A few quick thoughts on the 2013 Domaine Coquard-Loison-Fleurot Chambolle-Musigny.

The Geekery

Domaine Coquard-Loison-Fleurot (CLF) is a 5th generation family estate currently ran by cousins Claire Fleurot and Thomas Colladot. For years, the fruit from their enviable holdings in the Grand Crus of Grands Echezeaux (0.18 ha), Echezeaux (1.29 ha), Clos de Vougeot (0.64 ha), Clos de la Roche (1.17 ha), Clos St. Denis (0.17 ha) and Charmes-Chambertain (0.32 ha) went to négociants. But since 2010, when Thomas took over winemaking, they have been domaine bottling over 90% of their production.

Recently, Neal Martin of the The Wine Advocate has described CLF as “…your new favorite domaine” that has flown under the radar for many years but likely won’t for long.
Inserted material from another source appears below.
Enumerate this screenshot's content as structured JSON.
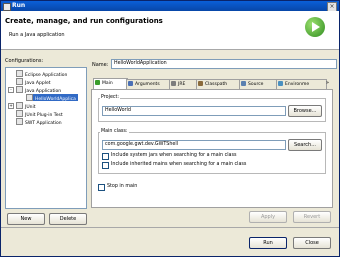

The Chambolle-Musigny comes from 0.8 ha of vines located just below the premier crus. In The Wines of Burgundy, Clive Coates notes the high quality of village-level wines in Chambolle-Musigny is partly attributed to their being so little of it. The high portion of limestone and low fertility means that Chambolle-Musigny always produces far less wine than neighboring communes like Morey-St-Denis and Vosne-Romanée.

The Combe de Chamboeuf between the Grand Crus of Bonnes Mares and Musigny often deliver hailstorms. In many vintages, this further reduces yields. But while 2013 saw hail devastate the Côte de Beaune, Chambolle-Musigny was relatively untouched that vintage.

The Wine

Medium-plus intensity nose. Very floral but it also has an exotic black olive and Asian spice note that is very intriguing.

Photo by Rodrigo.Argenton. Released on Wikimedia Commons under CC-BY-SA-4.0

The black plums are well balanced by the fresh acidity in this wine.

On the palate, dark fruits emerge like black plum and black cherry. The medium-plus acidity balances the fruit well. The medium tannins have a soft, silkiness to them. Lovely and long finish.

The Verdict

At around $75-85, this is a screaming bargain compared to the village level 2013 Chambolle-Musigny wines from estates like Comte de Vogue (ave $164), Mugnier (ave $142) and Roumier (ave $178).

While Coquard-Loison-Fleurot hasn’t achieved the level of acclaim as those estates, it may be worth taking Neal Martin’s advice and discovering this domain before everyone else catches on.